为什么String、StringBuffer 和StringBuilder 类 使用字节数组而不是字符数组来存储字符串的字符?

Why String, StringBuffer and StringBuilder classes use byte array instead of character array to store characters of a string?

一个字节不能容纳世界上各种语言的字符的unicode。所以使用字节数组我们不能有不同语言的字符串。为什么这些 类 使用字节数组而不是字符数组?

更新:

class First
{
        public static void main(String[] args)
        {
                System.out.println();
                String s = "\u0935\u0902\u0926\u0947 \u092e\u093e\u0924\u0930\u092e\u094d";
                String s1 = "वंदे मातरम्";
                System.out.println(sb);
                System.out.println(sb1);
        }
}

我认为上面的字符串每个字符占用两个字节。如何将它们容纳在一个字节中?

作为优化,某些虚拟机实现(例如 OpenJDK 9 and up)将仅由 ASCII 编码字符组成的字符串存储在字节数组中,与使用char[].

并且由于 String 通常用于技术性内容(与自然语言相反),大多数程序中的大多数 String 值都符合该描述(即使代码处理的语言 使用 ASCII 编码,例如阿拉伯语或日语)。 HTML 标签、记录器 ID、调试输出和类似的东西总是可以使用这些压缩字符串。

由于没有(官方支持的)方式来实际访问原始数据,并且所有访问都需要通过这些方法,这通常不会导致任何兼容性问题。

A byte cannot accommodate unicodes of characters from various languages of the world. So using a byte array we cannot have a string of different languages.

char 也不能,因为它们只有 16 位。你需要一个 int 。但是每个字符一个 int 感觉太浪费了。

Why these classes use byte array instead of character array ?

以前很少有字符串是关于从口语中提取的单词。它们几乎都是计算机代码,仅使用 ASCII 字符,可以用 7 位编码。每个字符使用 16 位或更多位会感觉非常浪费内存。

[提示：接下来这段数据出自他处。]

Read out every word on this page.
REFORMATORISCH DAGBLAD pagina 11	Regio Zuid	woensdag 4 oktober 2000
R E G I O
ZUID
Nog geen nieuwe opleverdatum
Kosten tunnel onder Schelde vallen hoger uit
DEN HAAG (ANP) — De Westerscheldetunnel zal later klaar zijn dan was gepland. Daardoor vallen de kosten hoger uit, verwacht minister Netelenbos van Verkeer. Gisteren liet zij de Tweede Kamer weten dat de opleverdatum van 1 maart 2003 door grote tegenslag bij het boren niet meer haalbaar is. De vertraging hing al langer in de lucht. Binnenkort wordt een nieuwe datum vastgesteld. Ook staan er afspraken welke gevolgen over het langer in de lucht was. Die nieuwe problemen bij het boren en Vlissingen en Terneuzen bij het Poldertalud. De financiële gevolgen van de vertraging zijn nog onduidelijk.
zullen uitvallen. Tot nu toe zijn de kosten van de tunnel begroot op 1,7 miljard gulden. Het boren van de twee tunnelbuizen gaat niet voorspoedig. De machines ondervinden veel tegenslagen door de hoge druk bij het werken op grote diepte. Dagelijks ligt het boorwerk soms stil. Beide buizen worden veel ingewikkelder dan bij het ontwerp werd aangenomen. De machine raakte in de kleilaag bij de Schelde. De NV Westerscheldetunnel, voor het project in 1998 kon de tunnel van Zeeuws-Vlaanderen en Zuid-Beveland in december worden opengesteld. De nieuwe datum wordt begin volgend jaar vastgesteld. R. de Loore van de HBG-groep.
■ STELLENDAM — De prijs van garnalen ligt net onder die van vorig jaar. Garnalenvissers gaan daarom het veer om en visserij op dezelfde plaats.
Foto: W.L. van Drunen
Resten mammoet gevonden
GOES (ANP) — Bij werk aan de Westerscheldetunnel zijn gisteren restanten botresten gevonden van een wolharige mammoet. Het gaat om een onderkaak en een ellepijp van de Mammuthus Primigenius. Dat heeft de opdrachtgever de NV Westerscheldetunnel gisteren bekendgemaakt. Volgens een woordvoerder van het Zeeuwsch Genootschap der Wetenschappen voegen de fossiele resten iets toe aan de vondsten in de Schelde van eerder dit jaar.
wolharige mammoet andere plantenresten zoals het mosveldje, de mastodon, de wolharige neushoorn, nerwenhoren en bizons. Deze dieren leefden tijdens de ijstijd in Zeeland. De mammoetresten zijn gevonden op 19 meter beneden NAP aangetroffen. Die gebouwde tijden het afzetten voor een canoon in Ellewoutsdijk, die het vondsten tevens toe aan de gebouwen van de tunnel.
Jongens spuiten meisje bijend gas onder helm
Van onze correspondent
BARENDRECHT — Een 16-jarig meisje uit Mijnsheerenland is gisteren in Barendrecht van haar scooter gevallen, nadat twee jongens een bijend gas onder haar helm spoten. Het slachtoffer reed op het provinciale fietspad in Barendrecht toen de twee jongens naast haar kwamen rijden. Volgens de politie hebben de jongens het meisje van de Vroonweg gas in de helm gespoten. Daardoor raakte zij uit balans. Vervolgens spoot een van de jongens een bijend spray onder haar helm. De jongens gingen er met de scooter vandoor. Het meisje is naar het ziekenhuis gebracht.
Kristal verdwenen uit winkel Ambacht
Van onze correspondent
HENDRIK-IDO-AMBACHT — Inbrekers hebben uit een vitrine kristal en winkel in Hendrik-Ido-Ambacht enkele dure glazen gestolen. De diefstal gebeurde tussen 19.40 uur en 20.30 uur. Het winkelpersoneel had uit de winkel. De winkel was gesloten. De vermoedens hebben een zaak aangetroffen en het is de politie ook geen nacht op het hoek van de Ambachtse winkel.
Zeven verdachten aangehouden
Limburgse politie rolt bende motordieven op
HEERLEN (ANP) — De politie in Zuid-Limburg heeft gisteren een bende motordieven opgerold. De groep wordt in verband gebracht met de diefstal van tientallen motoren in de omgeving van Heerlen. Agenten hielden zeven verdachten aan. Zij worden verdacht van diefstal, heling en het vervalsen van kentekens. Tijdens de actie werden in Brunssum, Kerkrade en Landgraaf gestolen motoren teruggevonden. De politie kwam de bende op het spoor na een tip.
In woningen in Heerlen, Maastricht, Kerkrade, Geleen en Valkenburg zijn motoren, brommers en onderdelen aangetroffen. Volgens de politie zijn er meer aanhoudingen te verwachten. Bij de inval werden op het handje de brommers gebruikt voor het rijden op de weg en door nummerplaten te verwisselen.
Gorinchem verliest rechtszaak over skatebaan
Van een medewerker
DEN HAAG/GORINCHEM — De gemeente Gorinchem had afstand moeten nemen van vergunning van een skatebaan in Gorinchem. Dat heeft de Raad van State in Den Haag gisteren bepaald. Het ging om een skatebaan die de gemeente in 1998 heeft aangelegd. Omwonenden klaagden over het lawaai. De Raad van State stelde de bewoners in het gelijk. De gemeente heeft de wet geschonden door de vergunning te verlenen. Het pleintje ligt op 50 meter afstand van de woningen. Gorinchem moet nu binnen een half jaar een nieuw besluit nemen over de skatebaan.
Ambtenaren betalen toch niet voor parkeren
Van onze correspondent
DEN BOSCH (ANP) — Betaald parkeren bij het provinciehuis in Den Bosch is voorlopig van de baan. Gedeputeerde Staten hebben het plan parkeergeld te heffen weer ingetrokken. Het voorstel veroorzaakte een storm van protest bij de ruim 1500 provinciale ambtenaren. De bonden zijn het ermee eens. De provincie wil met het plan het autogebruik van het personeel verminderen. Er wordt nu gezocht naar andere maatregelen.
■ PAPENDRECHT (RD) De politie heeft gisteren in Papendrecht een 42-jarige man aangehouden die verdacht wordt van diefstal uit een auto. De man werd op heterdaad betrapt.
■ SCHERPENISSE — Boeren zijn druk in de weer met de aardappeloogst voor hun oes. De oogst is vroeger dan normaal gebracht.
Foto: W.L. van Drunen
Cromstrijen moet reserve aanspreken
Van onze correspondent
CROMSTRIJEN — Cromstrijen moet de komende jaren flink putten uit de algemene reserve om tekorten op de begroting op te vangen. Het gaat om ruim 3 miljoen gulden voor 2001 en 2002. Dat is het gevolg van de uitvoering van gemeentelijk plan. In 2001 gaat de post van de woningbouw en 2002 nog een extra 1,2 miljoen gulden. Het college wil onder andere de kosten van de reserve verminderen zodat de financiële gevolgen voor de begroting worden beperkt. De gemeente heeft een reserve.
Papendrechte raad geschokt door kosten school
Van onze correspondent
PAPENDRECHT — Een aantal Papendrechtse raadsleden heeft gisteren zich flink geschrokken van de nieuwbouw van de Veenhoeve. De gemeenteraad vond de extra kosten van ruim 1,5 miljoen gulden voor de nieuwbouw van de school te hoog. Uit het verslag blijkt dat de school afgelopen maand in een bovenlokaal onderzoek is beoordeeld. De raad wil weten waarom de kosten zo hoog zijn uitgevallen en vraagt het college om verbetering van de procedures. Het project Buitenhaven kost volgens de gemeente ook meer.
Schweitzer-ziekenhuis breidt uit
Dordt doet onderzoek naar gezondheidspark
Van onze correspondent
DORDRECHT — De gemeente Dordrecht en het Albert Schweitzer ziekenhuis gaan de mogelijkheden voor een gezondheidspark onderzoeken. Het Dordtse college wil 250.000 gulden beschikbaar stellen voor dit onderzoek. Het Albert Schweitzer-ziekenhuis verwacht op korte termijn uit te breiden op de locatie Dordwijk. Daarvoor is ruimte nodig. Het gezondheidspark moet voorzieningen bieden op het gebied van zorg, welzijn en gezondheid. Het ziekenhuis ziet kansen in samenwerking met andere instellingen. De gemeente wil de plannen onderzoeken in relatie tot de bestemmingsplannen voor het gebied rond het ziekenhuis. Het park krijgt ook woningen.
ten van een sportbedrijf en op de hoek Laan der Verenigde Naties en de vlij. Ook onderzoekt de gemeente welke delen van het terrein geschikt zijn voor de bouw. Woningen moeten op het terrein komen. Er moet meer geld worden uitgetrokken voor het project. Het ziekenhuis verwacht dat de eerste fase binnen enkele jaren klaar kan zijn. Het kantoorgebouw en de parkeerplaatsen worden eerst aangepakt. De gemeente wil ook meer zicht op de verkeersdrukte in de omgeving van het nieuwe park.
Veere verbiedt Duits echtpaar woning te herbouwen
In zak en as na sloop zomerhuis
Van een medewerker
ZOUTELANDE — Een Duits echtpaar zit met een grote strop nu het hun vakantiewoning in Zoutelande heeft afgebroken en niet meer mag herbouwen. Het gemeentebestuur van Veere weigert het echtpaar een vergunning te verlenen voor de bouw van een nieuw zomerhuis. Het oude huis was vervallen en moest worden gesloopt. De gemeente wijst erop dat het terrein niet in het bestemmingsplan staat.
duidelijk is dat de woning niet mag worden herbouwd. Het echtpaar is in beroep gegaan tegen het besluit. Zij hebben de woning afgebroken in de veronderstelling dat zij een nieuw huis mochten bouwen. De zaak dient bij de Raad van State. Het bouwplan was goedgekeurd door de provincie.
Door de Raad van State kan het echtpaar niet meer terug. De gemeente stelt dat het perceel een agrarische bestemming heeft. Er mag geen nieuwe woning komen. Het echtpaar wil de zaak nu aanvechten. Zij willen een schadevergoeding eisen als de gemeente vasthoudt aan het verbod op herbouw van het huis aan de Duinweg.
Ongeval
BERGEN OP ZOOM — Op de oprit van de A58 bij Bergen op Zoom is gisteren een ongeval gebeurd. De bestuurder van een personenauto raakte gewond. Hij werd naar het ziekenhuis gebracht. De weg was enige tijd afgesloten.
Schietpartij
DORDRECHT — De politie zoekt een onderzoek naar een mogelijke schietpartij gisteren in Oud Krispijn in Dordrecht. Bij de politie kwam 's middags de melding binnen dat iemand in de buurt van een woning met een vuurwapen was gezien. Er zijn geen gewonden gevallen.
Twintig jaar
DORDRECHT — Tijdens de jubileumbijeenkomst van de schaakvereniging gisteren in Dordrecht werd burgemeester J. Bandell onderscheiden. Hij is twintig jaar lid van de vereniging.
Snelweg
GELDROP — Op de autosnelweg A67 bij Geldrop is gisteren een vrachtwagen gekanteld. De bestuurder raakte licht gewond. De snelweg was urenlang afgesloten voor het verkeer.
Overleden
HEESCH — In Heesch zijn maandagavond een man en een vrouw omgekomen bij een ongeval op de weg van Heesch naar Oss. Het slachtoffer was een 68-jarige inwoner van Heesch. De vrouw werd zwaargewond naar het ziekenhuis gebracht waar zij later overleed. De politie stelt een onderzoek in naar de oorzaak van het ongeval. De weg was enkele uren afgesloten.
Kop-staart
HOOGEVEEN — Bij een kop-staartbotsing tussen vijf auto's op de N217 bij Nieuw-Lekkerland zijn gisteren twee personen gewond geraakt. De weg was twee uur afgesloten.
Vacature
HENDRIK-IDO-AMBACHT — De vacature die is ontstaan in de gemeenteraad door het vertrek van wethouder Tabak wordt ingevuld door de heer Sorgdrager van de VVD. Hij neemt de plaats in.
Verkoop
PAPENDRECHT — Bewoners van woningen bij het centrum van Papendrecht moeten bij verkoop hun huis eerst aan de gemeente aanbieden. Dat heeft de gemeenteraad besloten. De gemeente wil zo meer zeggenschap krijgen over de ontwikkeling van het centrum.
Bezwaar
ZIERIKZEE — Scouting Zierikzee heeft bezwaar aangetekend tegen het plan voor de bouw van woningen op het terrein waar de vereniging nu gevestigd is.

因此,他们以字节为单位对其进行编码,如果所有字符都是 ASCII,则使用 ASCII,如果某些字符不是,则使用 UTF-16。这样可以在可以的时候节省内存,在不能的时候保持足够好。

byte[]的使用是在Java9中引入的优化。goals/motivation这个改动在JEP 254: Compact Strings中有描述。

Summary

Adopt a more space-efficient internal representation for strings.

Goals

Improve the space efficiency of the String class and related classes while maintaining performance in most scenarios and preserving full compatibility for all related Java and native interfaces.

Non-Goals

It is not a goal to use alternate encodings such as UTF-8 in the internal representation of strings. A subsequent JEP may explore that approach.

Motivation

The current implementation of the String class stores characters in a char array, using two bytes (sixteen bits) for each character. Data gathered from many different applications indicates that strings are a major component of heap usage and, moreover, that most String objects contain only Latin-1 characters. Such characters require only one byte of storage, hence half of the space in the internal char arrays of such String objects is going unused.

Description

We propose to change the internal representation of the String class from a UTF-16 char array to a byte array plus an encoding-flag field. The new String class will store characters encoded either as ISO-8859-1/Latin-1 (one byte per character), or as UTF-16 (two bytes per character), based upon the contents of the string. The encoding flag will indicate which encoding is used.

String-related classes such as AbstractStringBuilder, StringBuilder, and StringBuffer will be updated to use the same representation, as will the HotSpot VM's intrinsic string operations.

This is purely an implementation change, with no changes to existing public interfaces. There are no plans to add any new public APIs or other interfaces.

The prototyping work done to date confirms the expected reduction in memory footprint, substantial reductions of GC activity, and minor performance regressions in some corner cases.

实际上 Java 9 中的字符串 class 和 Java 的更高版本可以根据每个字符的内容使用字节数组的 1 字节或 2 字节字符串。 String.java

中有一个字段
private final byte coder;

决定字符串中字符使用的编码(LATIN1 或 UTF16)。